Doctor wearing protective suit to fight coronavirus pandemic covid-2019.

Laws and regulations failed to protect US frontline workers during the COVID-19 pandemic, according to research published Monday in the British Medical Journal. Federal standards and employer preparedness plans should be strengthened to protect long-term care and healthcare workers in the future, the authors said.

COVID-19 disproportionately affected essential, frontline workers whose services were necessary, that is, those who had to show up to work outside of their homes, such as long-term care and healthcare workers, according to the analysis.

A reason for the failure, the authors said, was gaps in laws and regulations that didn’t consider the rapid spread of disease in workplaces and didn’t see frontline workers as needing special attention or protections.

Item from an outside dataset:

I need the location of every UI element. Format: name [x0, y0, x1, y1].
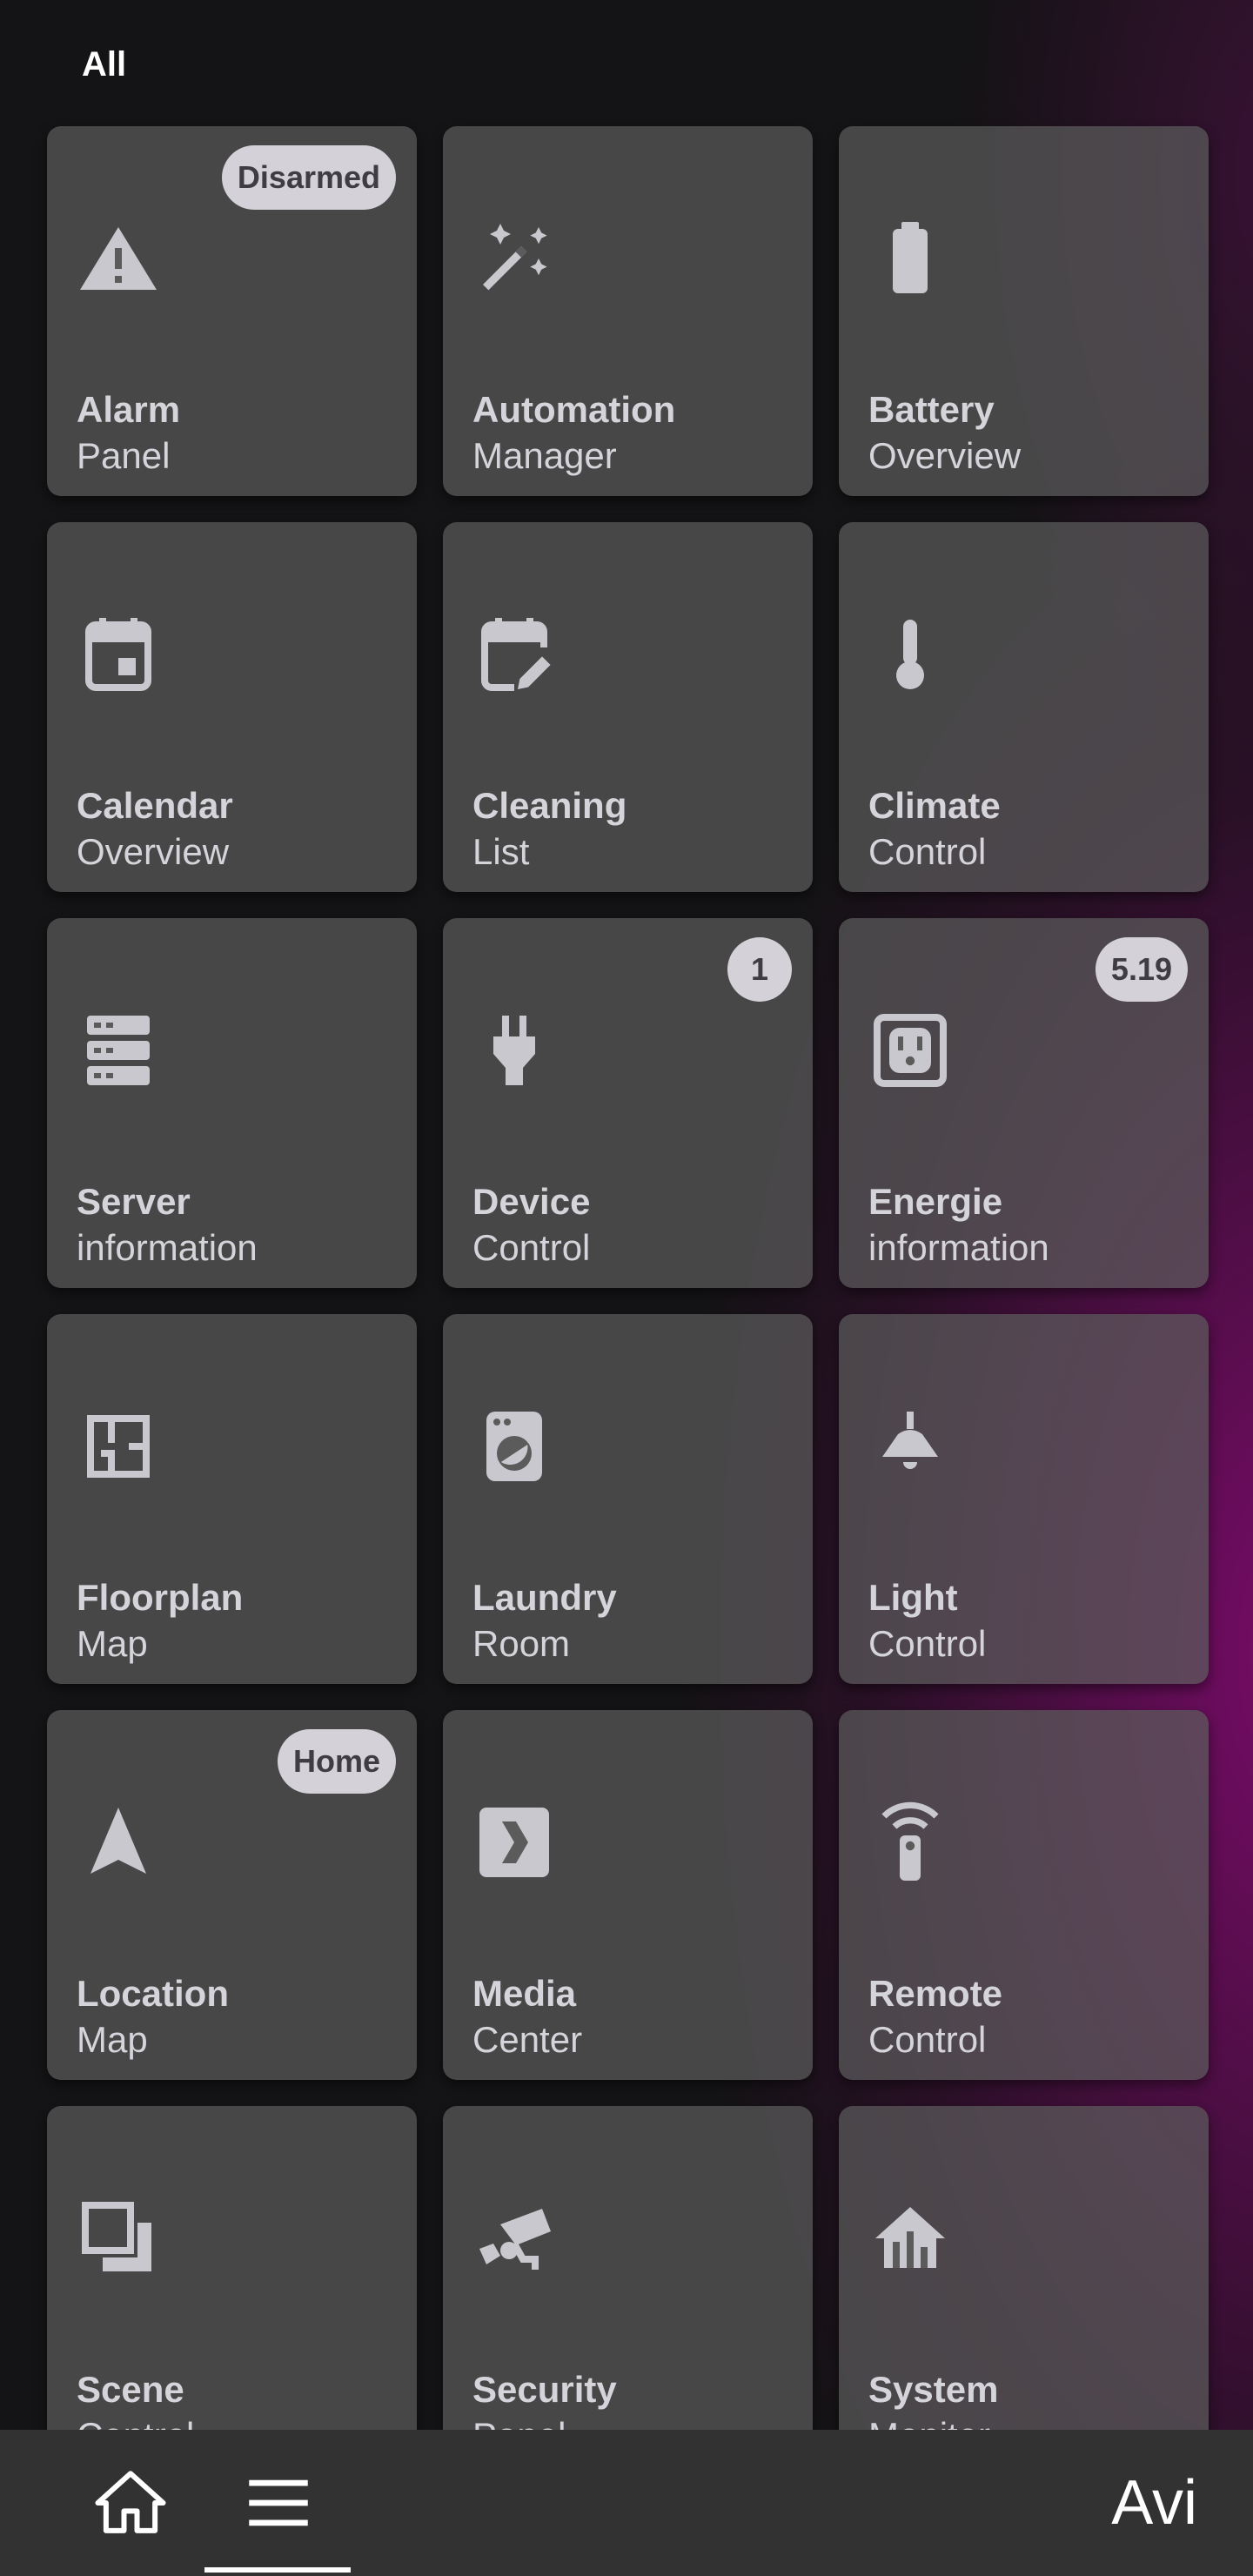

“The consequences of these failures were appalling and led to tens of thousands of deaths in frontline workers,” said lead author David Michaels, PhD, MPH, an epidemiologist and professor at the George Washington University School of Public Health. 

Pre-pandemic laws and regulations didn’t always allow for sick essential workers to take time off to recuperate at home, according to Michaels and co-authors Emily A Spieler, JD, professor of the Northeastern University School of Law, and Gregory R Wagner, MD, professor at the Harvard T H Chan School of Public Health.

Some long-term care and other employers only now are subject to updated reporting requirements for injury and illness data this month through the Occupational Safety and Health Administration’s injury tracking application.

The study authors noted that some states have their own Occupational Safety and Health Administration programs. California OSHA, for instance, has a standard to protect workers from airborne illness, but there is no such protection at the federal level, they said.

“The risk of exposure [to COVID-19] was exacerbated by race- and labor-related economic inequality, resulting in disproportionately more of the nation’s Black and Hispanic workers being killed or sickened by the virus,” Michaels added.

According to the report, those two demographics are overrepresented in frontline industries.

The authors concluded that, to increase frontline worker protections, OSHA should beef up its standards, focusing both on preventing workplace exposure to airborne pathogens and on requiring pandemic preparedness plans from employers.

“Both the nation’s and employers’ pandemic preparedness plans should include provisions to ensure the availability and distribution of essential personal protective equipment, as well as vaccines and other health interventions, without regard to the economic capacity of individuals or organizations,” the authors said. “These plans need to be updated regularly to reflect the latest scientific information.”